There are unsecured business loans which help companies take care of financial requirements and the loans can be repaid through convenient monthly EMIs. These can be regular business loans or working capital loans which take care of immediate operational and other expenses of businesses. The interest rates on business loans should be compared carefully before choosing one’s lender. If required, an online business loan interest rates calculator can be used to work out the implications in terms of the monthly EMI. These unsecured loans do not require any collateral whatsoever and there are pre-approved loans offered by some lenders as well.

When it comes to eligibility for business loans, self-employed professionals can apply and this category includes company secretaries, engineers, doctors, chartered accountants, architects and the like. There should be proof of their qualification and other details furnished in order to get the loan sanctioned in these cases. Manufacturers, traders, retailers, partnerships, private limited companies, limited liability partnerships and closely held limited companies are also eligible to apply. Applicants should fulfill the minimum turnover criteria and should have the right number of years in terms of business experience. There should be sustainable revenues and profits along with a minimum ITR threshold that has to be satisfied. The applicant also has to meet the age criteria.

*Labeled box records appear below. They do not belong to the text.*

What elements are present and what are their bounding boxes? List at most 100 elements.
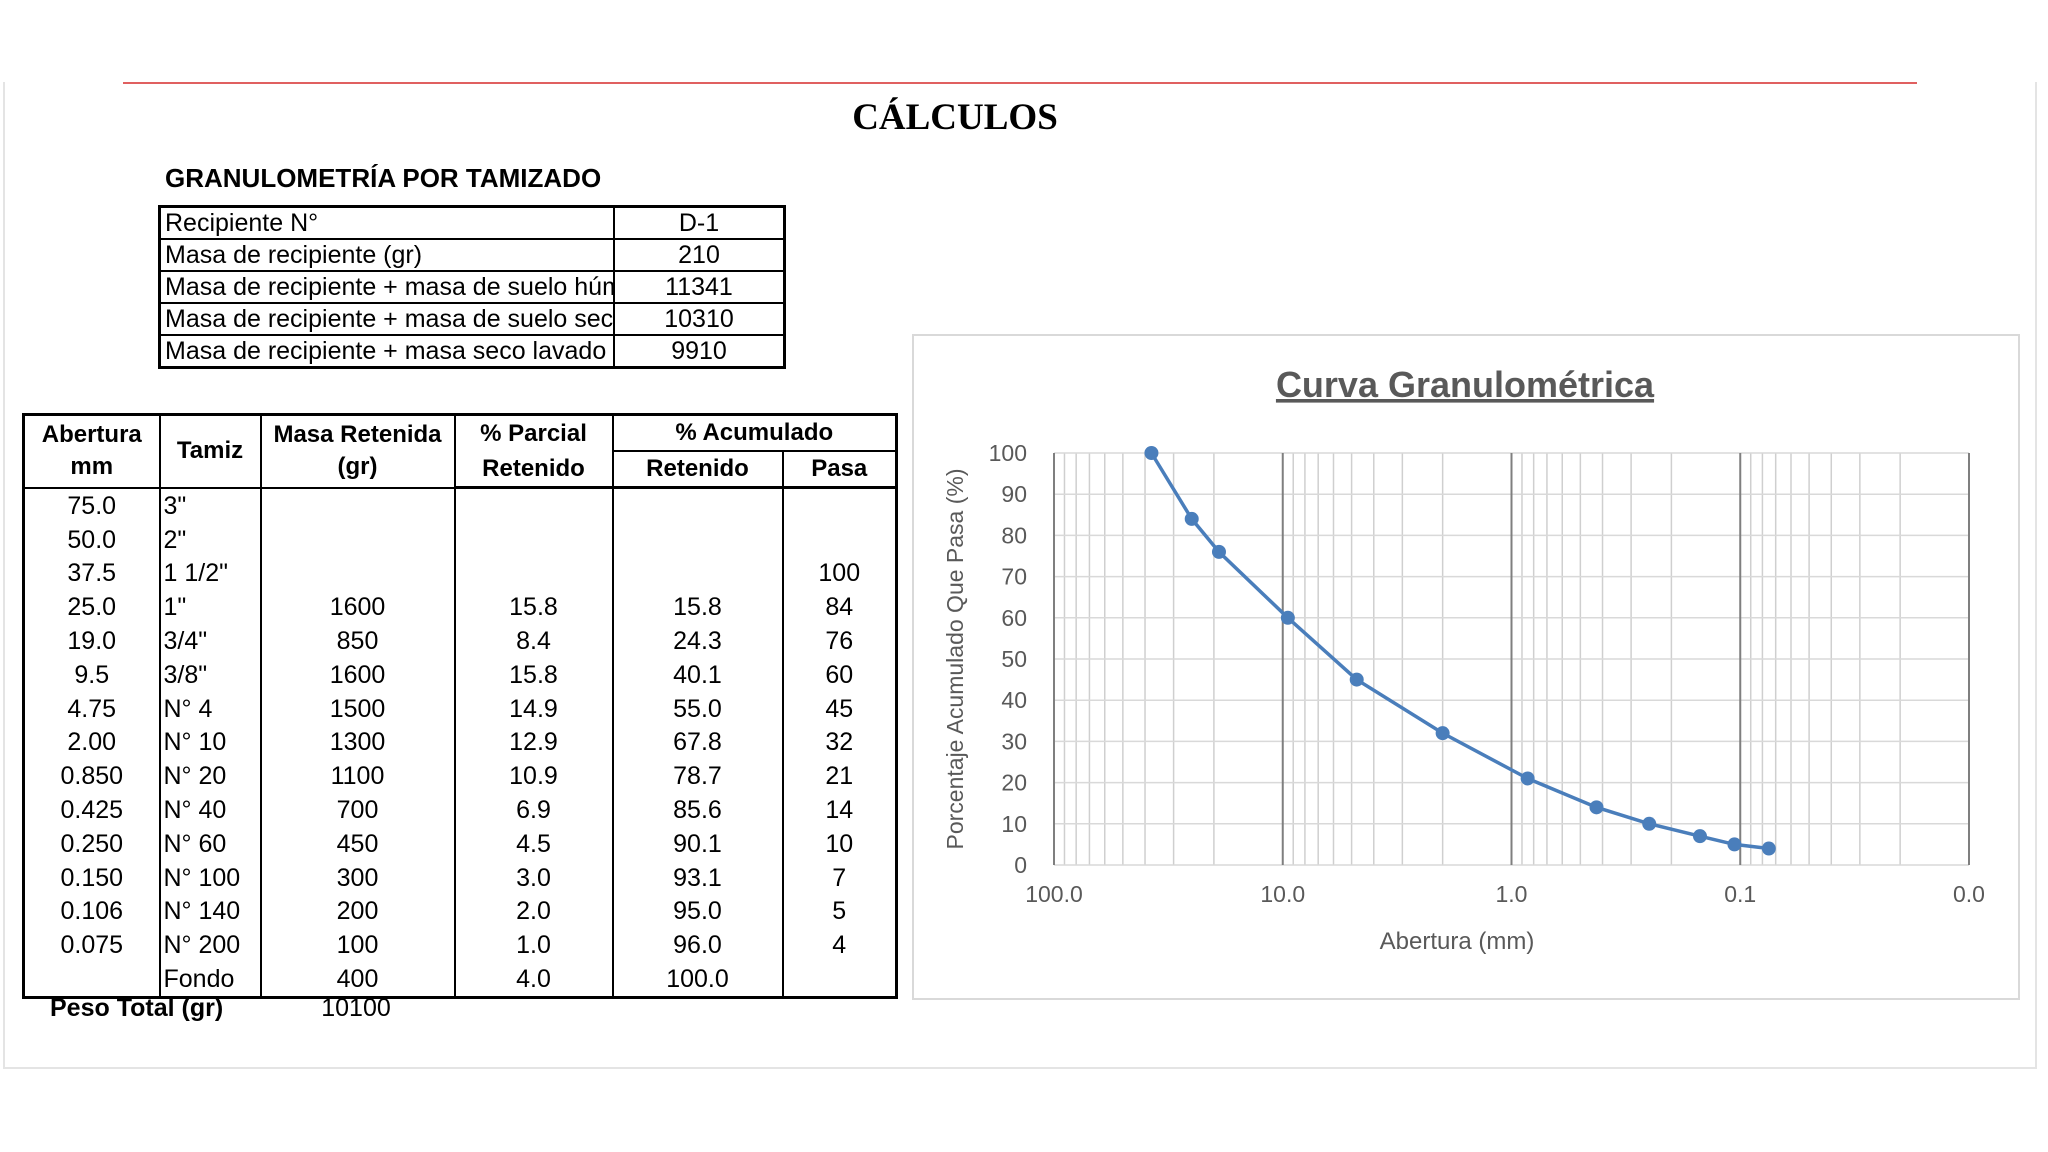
sieve-cell: 1.0 (453, 928, 614, 963)
sieve-cell: N° 60 (158, 826, 262, 861)
sieve-cell: 0.150 (22, 860, 161, 895)
sieve-cell: 24.3 (611, 624, 784, 658)
sieve-cell: 450 (259, 826, 456, 861)
y-tick-label: 20 (1001, 770, 1027, 796)
info-label: Recipiente N° (158, 205, 615, 240)
info-row: Masa de recipiente + masa de suelo seco 1… (158, 302, 786, 336)
sieve-cell (781, 487, 898, 523)
sieve-cell: 45 (781, 691, 898, 726)
data-point (1280, 610, 1295, 625)
sieve-cell: 15.8 (611, 590, 784, 625)
sieve-cell: 2.0 (453, 894, 614, 929)
sieve-cell: 0.075 (22, 928, 161, 963)
sieve-cell: 4.0 (453, 962, 614, 998)
sieve-cell: 75.0 (22, 487, 161, 523)
sieve-cell: 100 (259, 928, 456, 963)
sieve-cell: 19.0 (22, 624, 161, 658)
sieve-cell: 8.4 (453, 624, 614, 658)
y-tick-label: 100 (989, 440, 1027, 466)
y-tick-label: 30 (1001, 728, 1027, 754)
header-text: Masa Retenida (273, 421, 442, 449)
sieve-row: 4.75 N° 4 1500 14.9 55.0 45 (22, 691, 898, 726)
sieve-cell: 100 (781, 556, 898, 591)
sieve-cell: N° 10 (158, 725, 262, 760)
sieve-cell: N° 140 (158, 894, 262, 929)
sieve-cell: 3.0 (453, 860, 614, 895)
sieve-cell: 95.0 (611, 894, 784, 929)
sieve-cell (22, 962, 161, 998)
data-point (1642, 816, 1657, 831)
sieve-cell: 0.250 (22, 826, 161, 861)
sieve-cell: 4 (781, 928, 898, 963)
header-cell: Retenido (611, 450, 784, 489)
sieve-cell: 50.0 (22, 522, 161, 557)
sieve-cell (781, 962, 898, 998)
sieve-cell: 3" (158, 487, 262, 523)
sieve-cell: 7 (781, 860, 898, 895)
y-tick-label: 50 (1001, 646, 1027, 672)
data-point (1184, 511, 1199, 526)
sieve-cell (259, 522, 456, 557)
x-tick-label: 10.0 (1260, 881, 1305, 907)
sieve-cell: 2" (158, 522, 262, 557)
y-tick-label: 70 (1001, 564, 1027, 590)
sieve-row: 0.150 N° 100 300 3.0 93.1 7 (22, 860, 898, 895)
header-cell: % Parcial (453, 413, 614, 451)
info-row: Masa de recipiente + masa seco lavado 991… (158, 334, 786, 369)
sieve-cell: 84 (781, 590, 898, 625)
sieve-cell: 78.7 (611, 759, 784, 794)
sieve-cell: 67.8 (611, 725, 784, 760)
x-tick-label: 0.1 (1724, 881, 1756, 907)
sieve-cell: 12.9 (453, 725, 614, 760)
sieve-cell: 9.5 (22, 657, 161, 692)
sieve-cell: 15.8 (453, 590, 614, 625)
sieve-cell: 850 (259, 624, 456, 658)
header-cell: Tamiz (158, 413, 262, 489)
data-point (1349, 672, 1364, 687)
sieve-cell (611, 522, 784, 557)
info-row: Recipiente N° D-1 (158, 205, 786, 240)
sieve-cell: 2.00 (22, 725, 161, 760)
sieve-cell: 1300 (259, 725, 456, 760)
sieve-cell: 700 (259, 793, 456, 827)
sieve-cell: 6.9 (453, 793, 614, 827)
sieve-cell: 40.1 (611, 657, 784, 692)
sieve-cell: 3/4" (158, 624, 262, 658)
sieve-cell: 10.9 (453, 759, 614, 794)
container-table: Recipiente N° D-1 Masa de recipiente (gr) 2… (158, 205, 786, 369)
sieve-cell (259, 487, 456, 523)
x-tick-label: 100.0 (1025, 881, 1083, 907)
data-point (1435, 726, 1450, 741)
sieve-cell: 37.5 (22, 556, 161, 591)
y-tick-label: 60 (1001, 605, 1027, 631)
sieve-cell: 1" (158, 590, 262, 625)
sieve-row: Fondo 400 4.0 100.0 (22, 962, 898, 998)
y-tick-label: 40 (1001, 687, 1027, 713)
data-point (1589, 800, 1604, 815)
header-cell: Retenido (453, 451, 614, 489)
sieve-cell: 1 1/2" (158, 556, 262, 591)
y-tick-label: 0 (1014, 852, 1027, 878)
header-cell: % Acumulado (611, 413, 898, 452)
sieve-cell: 96.0 (611, 928, 784, 963)
sieve-row: 0.250 N° 60 450 4.5 90.1 10 (22, 826, 898, 861)
sieve-cell: 1600 (259, 657, 456, 692)
sieve-cell: 15.8 (453, 657, 614, 692)
sieve-cell (611, 487, 784, 523)
data-point (1761, 841, 1776, 856)
sieve-cell (781, 522, 898, 557)
sieve-cell: 200 (259, 894, 456, 929)
sieve-cell: 1100 (259, 759, 456, 794)
info-label: Masa de recipiente + masa de suelo seco (158, 302, 615, 336)
header-rule (123, 82, 1917, 84)
sieve-cell: 300 (259, 860, 456, 895)
total-label: Peso Total (gr) (50, 994, 224, 1022)
total-value: 10100 (321, 994, 391, 1022)
info-value: 210 (613, 238, 786, 272)
sieve-cell: 21 (781, 759, 898, 794)
sieve-cell: 1500 (259, 691, 456, 726)
sieve-cell: 0.425 (22, 793, 161, 827)
data-point (1144, 446, 1159, 460)
info-label: Masa de recipiente + masa de suelo húmed… (158, 270, 615, 304)
sieve-cell: N° 4 (158, 691, 262, 726)
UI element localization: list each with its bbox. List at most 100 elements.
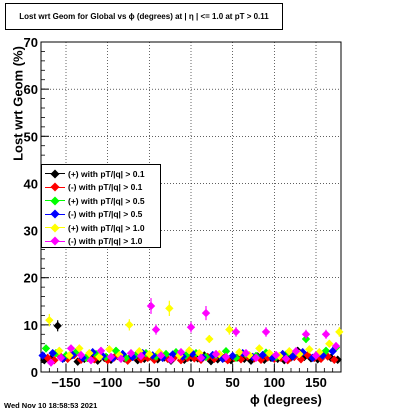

There are several documents that may be required for business loans. These may include the individual/company PAN Card, ID and address proof (Aadhar/Passport/Voter Card/Driving License), latest ITR along with income computation, P&L account statements. Balance sheet, bank statements and proof of continuation of business (ITR/Sales Tax Certificate/Trade License). All financial documents must be certified/audited by a chartered accountant. There should also be a partnership/proprietorship declaration copy along with true copy of articles of association/memorandum along with other documents as required by the financial institution.

On an average, business loan interest rates range between 17-22% though this depends on several factors like the CIBIL score and credit history, business financials, monthly revenues and so on. There are a few business loans that come with collateral requirements as well. In terms of tax saving, you should know that the interest that is paid on the business loan is always deductible. There will be tax benefits on the interest on the loan amount paid in a financial year. This will be deducted from the company’s gross income, thereby helping the organization save on taxes. Also, the taxable income of the business is lowered through the deduction of necessary business expenses for generating revenues. These expenses are deducted from revenues prior to working out the taxable income.